Dominating most of the design of the handset is the massive 5.5 inch screen which is unsurprisingly big… really big.
Technically, the resolution is the same as what you get on the Galaxy S3 – 1280×720 – but with a bigger display, so it’s like you’re carrying a tiny tablet with you. As a result, everything is larger. You have a bigger phone dial-pad, colossal keyboard, larger games, and a much more sizeable window into the world wide web.
When Samsung announced the Note 2 back at IFA this year, there was some concern that it wouldn’t come with 4G, as two versions of the handsets were being released.
Well you can put those fears to rest with this Note, because Samsung has a 4G connection available for you to use in the Note 2.
Benchmarking it, we found the typical range of Sydney 4G LTE speeds we’ve come to expect in our tests, ranging from 18Mbps to 37Mbps down, and as much as 21Mbps up. Depending on where you are, you may get higher, but in either case, you won’t be dissatisfied. This is a smartphone that flies.
Over in the system section, the phone doesn’t let up in performance, either. Samsung seems to have learned a few things about improving Android’s responsiveness with the 4G Galaxy S3, and the research is paying off well in the new Note.
Coupled with Android 4.1 Jelly Bean, the 2GB of RAM Samsung has thrown into this handset is helping, and the phone works without faltering, with each swipe, button press, and gesture doing what you ask the handset to do.
You can still hold the main button down and bring up the task manager, swiping programs in and out of memory whenever you want, but at one point, we found over ten different applications running and the phone didn’t seem to be bothered at all.
No stutters, no crashes, and no problems. We were happy.
Our benchmarking application shows just how fast the smartphone is, rocketing past the HTC One X and Asus Transformer Prime.
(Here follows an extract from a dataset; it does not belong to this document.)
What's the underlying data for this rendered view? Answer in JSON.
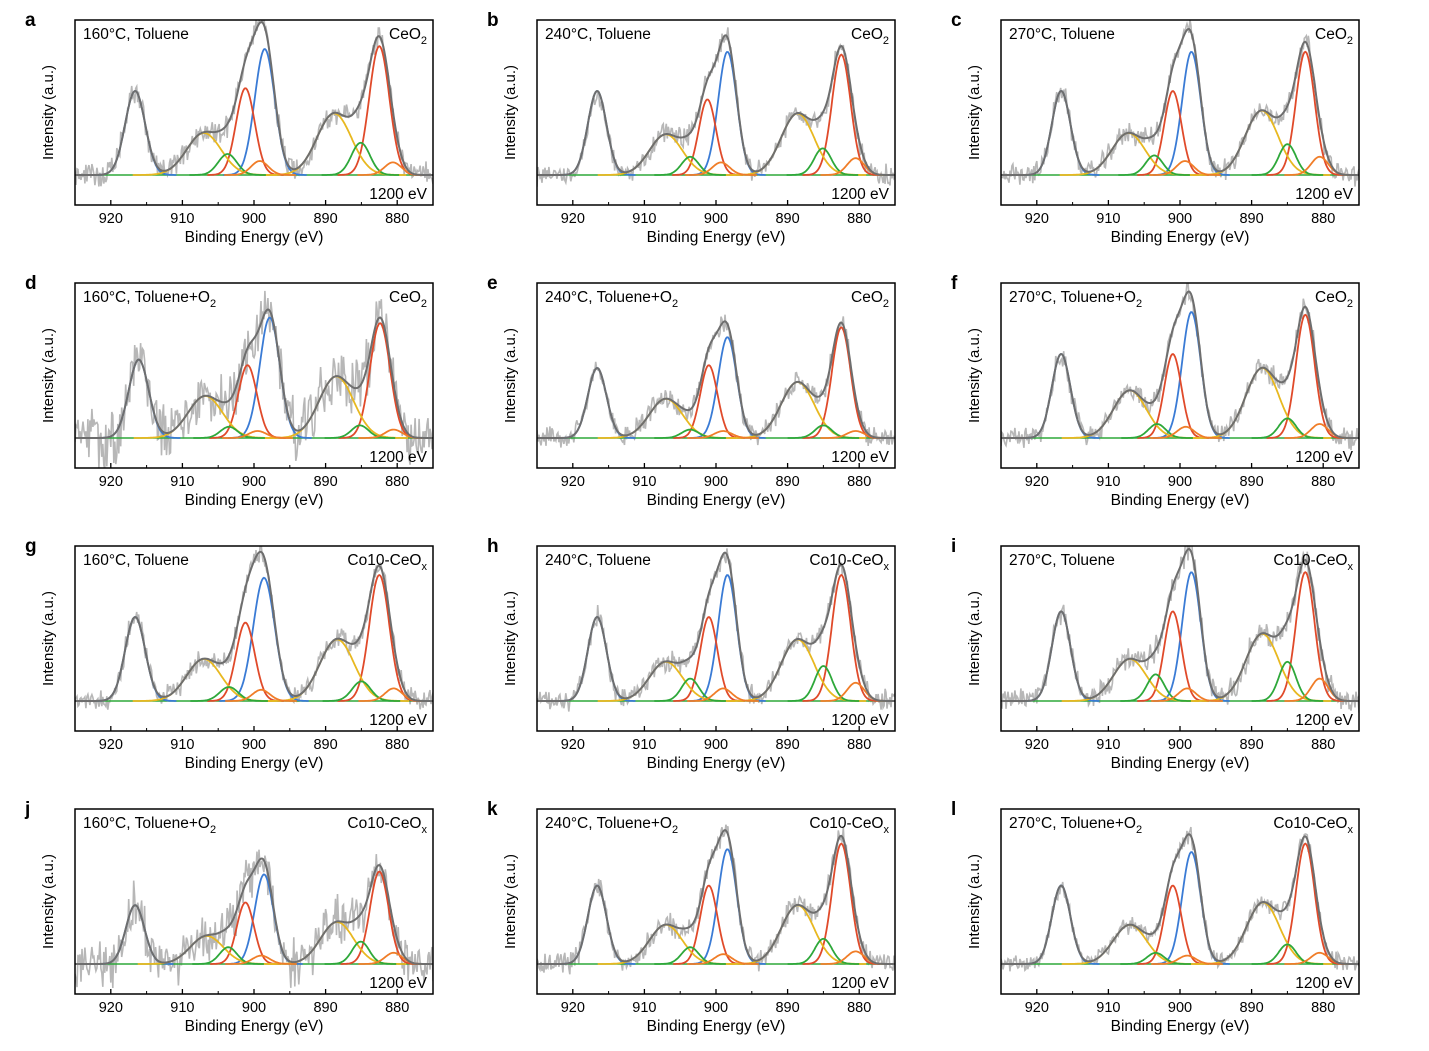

Mind you, these are synthetic benchmarks and don’t prove much more than the Galaxy Note 2 being ridiculously fast, but it’s still impressive, especially since this is an insanely fast computer you can stick in your pocket.
It also shows that most applications and games should love this handset, with an immense amount of power held inside. That’s not to say every program will work flawlessly on the Galaxy Note 2, but it’s one of the better experiences we’ve seen.
Like what we saw on the LTE Galaxy S3, Samsung’s interpretation of Android in 4.1 Jelly Bean is nice and clear, with a drop down screen that provides quick shortcuts to the main features of your phone – GPS, WiFi, Bluetooth, etc – while also telling you the time, date, and showing a shortcut to all of your settings at the of the screen.
You’ll find Samsung’s evolved TouchWiz overlay here, and like on the S3, it’s a pleasant experience, with up to seven homescreens, an app menu, widget menu, and the ability to uninstall apps relatively painlessly from the main menu screen.
Your settings area is where the majority of Jelly Bean’s design changes can be seen, and on the Note 2, you’ll find the sections have been divided up well, making it easy to select storage, battery, power options, and more.
Samsung has made things even more interesting by sprucing up its version of Android with some homemade touches, too, making the Note feel more like the hybrid phone-tablet device we all think it is.
One of these is the vertical shortcut dock on the very left of the screen, which can be swiped in and out and allows you to run common apps easily. If it’s not on your screen, you can make it appear (or disappear) by holding down the back button on the bottom of the handset.
More than showing your favourite applications, however, this vertical dock shows apps that can be run in a split-screen mode reminiscent of the way desktop apps can be put next to each other but seen and used at the same time.
To do this, simply run one of the apps listed in that vertical dock, and then drag a second – one of those shortcut icons – out into either the top or bottom half of the screen. You’ll see one of the halves light up in blue, informing you that the app will load here.
Let go, and the app will load in that specific section of the screen. We haven’t seen this on a phone before, but it’s easy to use and insanely quick, and unlike Windows 8, we can actually change the window sizes to what we want, not just half and half or relying on a one-quarter/three-quarters view.
Not everyone will have a use for this, mind you, but if you like doing two things at one time – maybe scrolling through email while checking out a webpage, or tweeting while watching a video – you’ll find use for this feature.